Sin embargo, esta discusión no es inocente. La hija de Buscapé encarna una mirada contemporánea, moldeada por un discurso globalizado donde la auto-superación individual se vuelve la vía de escape. Ella canta y cree en el arte como camino personal de progreso. Su figura funciona como metáfora de una nueva forma de representación del Sur global: una que adopta los valores del progresismo neoliberal, donde el éxito se mide en términos de visibilidad y movilidad social individual, y donde la estructura de exclusión permanece intacta.
Lo que en la película original era denuncia, en la serie se transforma en discurso conciliador. Cidade de Dios (2002) nos arrojaba a un círculo de violencia y marginalidad del que nadie salía indemne: “si corres te alcanzan, si te quedas te comen”. En cambio, en la serie parece suscribirse al imaginario de que siempre hay una salida posible —si se lucha, si se cree, si se invierte en talento o arte—, es decir, el mito de la “meritocracia redentora”. Esta resignificación no es menor: detrás del nuevo mensaje se cuela un tufillo capitalista, un relato de “superación” que armoniza perfectamente con las narrativas de consumo cultural global, donde la pobreza se vuelve estética, y la favela, un escenario exótico de resiliencia.
Así, cuando la hija de Buscapé lo acusa de lucrar con el dolor, lo que emerge no es solo una crítica generacional, sino una disputa por la autoridad simbólica: ¿quién tiene derecho a contar la historia del dolor colectivo? ¿A quién sirve ese relato? El cuestionamiento es válido, pero también peligroso si se lo lee desde la moral del espectáculo.
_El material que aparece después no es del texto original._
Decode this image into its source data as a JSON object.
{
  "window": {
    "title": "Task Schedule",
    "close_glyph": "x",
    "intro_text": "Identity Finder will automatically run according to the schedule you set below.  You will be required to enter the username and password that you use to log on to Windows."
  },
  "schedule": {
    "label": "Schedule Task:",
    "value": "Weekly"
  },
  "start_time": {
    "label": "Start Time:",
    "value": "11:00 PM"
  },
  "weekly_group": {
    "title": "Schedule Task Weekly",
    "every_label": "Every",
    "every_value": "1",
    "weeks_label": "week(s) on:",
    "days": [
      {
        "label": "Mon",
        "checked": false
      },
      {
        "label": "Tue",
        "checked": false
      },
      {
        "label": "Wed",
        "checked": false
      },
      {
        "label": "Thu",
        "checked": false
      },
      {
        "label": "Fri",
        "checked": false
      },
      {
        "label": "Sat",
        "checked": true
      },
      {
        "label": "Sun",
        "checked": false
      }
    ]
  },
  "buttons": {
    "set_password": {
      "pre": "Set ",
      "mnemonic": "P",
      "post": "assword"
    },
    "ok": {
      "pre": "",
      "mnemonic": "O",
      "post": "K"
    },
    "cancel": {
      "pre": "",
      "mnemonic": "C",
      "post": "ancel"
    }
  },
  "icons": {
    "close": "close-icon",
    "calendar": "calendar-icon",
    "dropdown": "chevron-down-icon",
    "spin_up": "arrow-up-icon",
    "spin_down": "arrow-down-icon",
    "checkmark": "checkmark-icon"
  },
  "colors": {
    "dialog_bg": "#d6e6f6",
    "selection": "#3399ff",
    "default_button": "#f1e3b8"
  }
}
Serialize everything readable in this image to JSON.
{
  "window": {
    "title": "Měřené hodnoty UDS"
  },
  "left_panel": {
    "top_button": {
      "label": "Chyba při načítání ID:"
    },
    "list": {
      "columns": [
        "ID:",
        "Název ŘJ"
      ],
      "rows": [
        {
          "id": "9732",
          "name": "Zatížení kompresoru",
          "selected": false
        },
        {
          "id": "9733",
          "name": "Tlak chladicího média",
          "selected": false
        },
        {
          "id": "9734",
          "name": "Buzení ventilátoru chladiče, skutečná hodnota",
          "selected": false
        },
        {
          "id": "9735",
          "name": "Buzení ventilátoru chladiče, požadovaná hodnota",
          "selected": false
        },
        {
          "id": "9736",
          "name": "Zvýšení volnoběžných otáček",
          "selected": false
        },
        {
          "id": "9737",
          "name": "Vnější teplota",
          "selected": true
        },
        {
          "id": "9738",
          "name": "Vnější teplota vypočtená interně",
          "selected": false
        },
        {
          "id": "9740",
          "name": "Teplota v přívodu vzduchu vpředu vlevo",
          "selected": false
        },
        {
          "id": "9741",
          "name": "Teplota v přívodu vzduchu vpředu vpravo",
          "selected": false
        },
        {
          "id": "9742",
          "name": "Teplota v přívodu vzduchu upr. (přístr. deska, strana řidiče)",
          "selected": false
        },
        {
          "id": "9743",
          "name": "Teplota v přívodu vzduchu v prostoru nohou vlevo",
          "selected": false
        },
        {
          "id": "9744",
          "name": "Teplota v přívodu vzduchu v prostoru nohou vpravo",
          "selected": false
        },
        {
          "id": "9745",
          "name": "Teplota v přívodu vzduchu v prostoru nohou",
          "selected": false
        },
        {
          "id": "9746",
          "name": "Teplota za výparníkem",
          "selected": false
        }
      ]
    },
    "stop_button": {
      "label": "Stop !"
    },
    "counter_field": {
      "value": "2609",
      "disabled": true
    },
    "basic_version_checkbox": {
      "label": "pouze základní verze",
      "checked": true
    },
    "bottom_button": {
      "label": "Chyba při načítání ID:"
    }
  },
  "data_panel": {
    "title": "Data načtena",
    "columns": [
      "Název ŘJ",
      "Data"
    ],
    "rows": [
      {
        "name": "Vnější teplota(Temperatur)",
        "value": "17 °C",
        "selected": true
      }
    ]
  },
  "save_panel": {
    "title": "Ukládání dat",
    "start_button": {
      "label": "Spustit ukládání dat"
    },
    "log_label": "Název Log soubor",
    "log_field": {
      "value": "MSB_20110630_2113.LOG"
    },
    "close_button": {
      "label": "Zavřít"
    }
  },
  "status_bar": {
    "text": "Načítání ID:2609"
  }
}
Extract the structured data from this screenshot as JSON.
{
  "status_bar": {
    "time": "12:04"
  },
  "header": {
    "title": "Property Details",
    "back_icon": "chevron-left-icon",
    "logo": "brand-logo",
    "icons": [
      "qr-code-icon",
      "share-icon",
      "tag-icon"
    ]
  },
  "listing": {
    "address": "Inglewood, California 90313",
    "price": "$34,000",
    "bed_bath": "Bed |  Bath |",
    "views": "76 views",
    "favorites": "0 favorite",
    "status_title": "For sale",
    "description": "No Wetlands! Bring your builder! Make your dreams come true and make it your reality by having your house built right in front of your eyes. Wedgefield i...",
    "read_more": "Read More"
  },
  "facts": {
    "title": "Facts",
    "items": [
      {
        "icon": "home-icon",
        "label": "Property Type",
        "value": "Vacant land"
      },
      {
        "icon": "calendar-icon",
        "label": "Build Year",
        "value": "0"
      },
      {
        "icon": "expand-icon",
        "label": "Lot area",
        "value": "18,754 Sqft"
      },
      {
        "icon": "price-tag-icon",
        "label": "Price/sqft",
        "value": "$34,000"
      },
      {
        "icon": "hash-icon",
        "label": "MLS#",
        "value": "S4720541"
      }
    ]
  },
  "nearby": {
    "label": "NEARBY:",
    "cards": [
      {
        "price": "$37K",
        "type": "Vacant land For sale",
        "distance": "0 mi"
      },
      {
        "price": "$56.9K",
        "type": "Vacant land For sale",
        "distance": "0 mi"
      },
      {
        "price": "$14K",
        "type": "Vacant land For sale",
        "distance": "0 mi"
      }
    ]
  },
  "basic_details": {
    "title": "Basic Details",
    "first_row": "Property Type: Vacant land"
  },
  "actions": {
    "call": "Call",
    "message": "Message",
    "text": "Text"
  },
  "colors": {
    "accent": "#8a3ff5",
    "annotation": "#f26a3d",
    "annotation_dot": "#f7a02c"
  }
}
Porque si todo relato de la miseria se interpreta como “explotación del sufrimiento”, corremos el riesgo de invisibilizar las causas estructurales que producen esa miseria. En nombre de la sensibilidad, se corre un velo sobre la denuncia.
La tensión, entonces, no es solo estética sino política. La serie parece querer reconciliar al espectador con la favela, mostrarla como un espacio de cultura, creatividad y esperanza. Pero en esa operación también se despolitiza el conflicto, se edulcora la violencia cotidiana, y se sustituye la crítica sistémica por la inspiración personal. Es un desplazamiento que, aunque parezca más humano o más empático, responde a una lógica global del mercado audiovisual: transformar el dolor en mercancía, la historia colectiva en contenido, y la lucha en espectáculo.
En última instancia, la serie confirma que toda representación es una construcción del mensaje, y que ese mensaje nunca es neutral. Mostrar lo “lindo” de la favela puede ser tan ideológico como mostrar su crudeza. Lo esencial no debería ser ocultar la violencia ni fetichizarla, sino entenderla como síntoma de un orden social que persiste. La película original nos mostraba el infierno sin salida; la serie nos vende la promesa de escapar. Entre ambas versiones se juega la disputa contemporánea sobre cómo queremos mirar —y narrar— la marginalidad: si como una herida abierta que interpela, o como una historia superada que tranquiliza.